Geoffroy Lejeune : S’ils se lancent sur le terrain filloniste de la posture, ils ne peuvent en sortir que perdants. On ne manquera d’épingler leur calcul politicien, et la presse les accusera de casser les digues avec le Front national. Il ne peuvent que répondre sur le terrain des idées, ce que la Droite forte fait pour Sarkozy, contraint au silence, et que Copé fait depuis sa campagne pour la présidence de l’UMP. Je pense qu’ils essaieront de commenter le moins possible la stratégie de Fillon – ce qu’ils ont commencé à faire avec la déclaration commune du bureau politique – et de le coincer sur le plan programmatique, en proposant des mesures simples et populaires, au sens où elles satisferont cette « France des invisibles » qui décidera qui du candidat de la droite ou de Marine Le Pen sera face à Hollande au second tour en 2017. Pas sûr que Fillon les suive sur ce terrain…

Christophe De Voogd : Je serais tenté de dire qu'aucun des trois n'arrive à développer une stratégie vraiment efficace du point de vue de l’ensemble de la droite, centre compris. Dans le cas Sarkozy, il est important de rappeler qu'il n'est "officiellement" plus dans le jeu politique, donc qu'il n'a pas pu préciser sa position sur les rapports UMP/FN depuis la présidentielle. Si l'on part de l'hypothèse qu'il se repositionnera sur ce que l'on a appelé la « ligne Buisson », il ne s'agit pas, à mon avis, de la bonne tactique pour les raisons que j'ai déjà évoquées plus haut. Pour ce qui est de Jean-François Copé, la position du "ni-ni" me semble assez astucieuse dans le sens où elle semble consensuelle en interne à l’UMP. Et ce d'autant plus qu'il faut prendre conscience que les cas de triangulaires défavorables à l'UMP seront probablement minoritaires en 2014. C’est ce que j’appelle la « troisième hypothèse » du paysage politique français qui est en train de se dessiner depuis 2011 : après le duel « classique » PS/UMP, puis les triangulaires mortifères pour cette dernière PS/UMP/FN, voici venir le temps des triangulaires défavorables à la gauche : situation patente dans le Sud Est aux élections de 2012 et aux législatives partielles depuis.

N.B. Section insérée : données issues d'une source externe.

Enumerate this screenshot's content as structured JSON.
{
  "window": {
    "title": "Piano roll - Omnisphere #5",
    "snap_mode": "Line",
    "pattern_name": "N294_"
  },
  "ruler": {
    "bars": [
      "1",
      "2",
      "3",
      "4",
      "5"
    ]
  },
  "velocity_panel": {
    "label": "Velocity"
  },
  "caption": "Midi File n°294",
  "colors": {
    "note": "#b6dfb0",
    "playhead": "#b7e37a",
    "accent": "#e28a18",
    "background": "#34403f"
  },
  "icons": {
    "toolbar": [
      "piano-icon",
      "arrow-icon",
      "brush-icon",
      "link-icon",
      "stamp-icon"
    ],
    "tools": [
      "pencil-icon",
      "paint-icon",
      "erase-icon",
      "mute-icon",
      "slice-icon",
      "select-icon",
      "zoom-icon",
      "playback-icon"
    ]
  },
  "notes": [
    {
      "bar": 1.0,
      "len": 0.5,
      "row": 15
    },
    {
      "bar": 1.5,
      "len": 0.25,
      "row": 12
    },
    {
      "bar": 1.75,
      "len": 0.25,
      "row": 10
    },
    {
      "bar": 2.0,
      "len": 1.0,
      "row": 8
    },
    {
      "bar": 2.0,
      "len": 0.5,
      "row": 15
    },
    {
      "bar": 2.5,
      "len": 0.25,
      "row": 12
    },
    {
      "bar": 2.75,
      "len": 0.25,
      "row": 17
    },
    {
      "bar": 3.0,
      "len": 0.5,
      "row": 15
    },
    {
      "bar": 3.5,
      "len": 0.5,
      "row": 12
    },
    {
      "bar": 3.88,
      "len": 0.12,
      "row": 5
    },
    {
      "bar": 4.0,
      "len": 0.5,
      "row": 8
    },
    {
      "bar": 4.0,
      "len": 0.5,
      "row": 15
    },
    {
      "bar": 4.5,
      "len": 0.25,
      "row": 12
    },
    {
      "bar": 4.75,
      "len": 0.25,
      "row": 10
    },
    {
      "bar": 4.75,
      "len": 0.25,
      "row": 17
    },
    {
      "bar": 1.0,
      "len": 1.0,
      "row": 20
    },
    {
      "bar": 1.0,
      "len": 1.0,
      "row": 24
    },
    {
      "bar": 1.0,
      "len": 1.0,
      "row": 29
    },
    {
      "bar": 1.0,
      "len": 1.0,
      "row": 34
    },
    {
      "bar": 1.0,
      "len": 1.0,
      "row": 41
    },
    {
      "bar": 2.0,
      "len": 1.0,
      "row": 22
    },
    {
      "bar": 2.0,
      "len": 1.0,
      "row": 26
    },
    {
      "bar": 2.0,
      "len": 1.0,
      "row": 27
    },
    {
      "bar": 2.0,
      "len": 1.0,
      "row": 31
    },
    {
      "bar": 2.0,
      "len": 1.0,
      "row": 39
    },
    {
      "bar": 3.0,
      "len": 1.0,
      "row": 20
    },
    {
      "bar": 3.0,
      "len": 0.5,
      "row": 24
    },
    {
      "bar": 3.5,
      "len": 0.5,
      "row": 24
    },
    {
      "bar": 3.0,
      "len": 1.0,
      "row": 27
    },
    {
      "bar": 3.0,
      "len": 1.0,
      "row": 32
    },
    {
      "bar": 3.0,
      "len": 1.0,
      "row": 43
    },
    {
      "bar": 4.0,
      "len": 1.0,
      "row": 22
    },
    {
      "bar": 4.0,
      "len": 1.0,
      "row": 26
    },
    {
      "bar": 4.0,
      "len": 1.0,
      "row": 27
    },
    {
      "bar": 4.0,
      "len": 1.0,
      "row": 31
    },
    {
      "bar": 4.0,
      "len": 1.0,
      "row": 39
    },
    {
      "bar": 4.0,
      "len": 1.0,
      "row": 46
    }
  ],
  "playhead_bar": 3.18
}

Ceci dit, je suis personnellement, en tant que libéral, davantage sur la ligne de NKM : le PS ce n’est pas le FN. Plus exactement, je me situe sur un « ni Front de gauche, ni Front national ». Car un libéral ne peut que refuser le choix entre socialisme national et nationalisme social !

Edouard Fillias : Jean-François Copé et Nicolas Sarkozy ont, de longue date, pris acte de ce changement et choisi de plaire à cette frange rebelle de la droite. Pris de vitesse, ils devront se positionner.

Deux directions possibles : la surenchère, pour rattraper Fillon sur sa droite ou le contre-pied, posture choisie par défaut semble-t-il, pour en rajouter sur l’appel vertueux au cordon sanitaire. C’est peu crédible, au vu leur historique respectif. Le coût politique de la surenchère risque toutefois d’être inabordable : elle exclurait d’emblée le rassemblement des électeurs au second tour. Le piège tendu par Fillon à ses rivaux est efficace. Echec et mat ?

François Fillon force-t-il ainsi ses deux principaux rivaux à l'UMP à sortir de l’ambiguïté sur la question du FN ?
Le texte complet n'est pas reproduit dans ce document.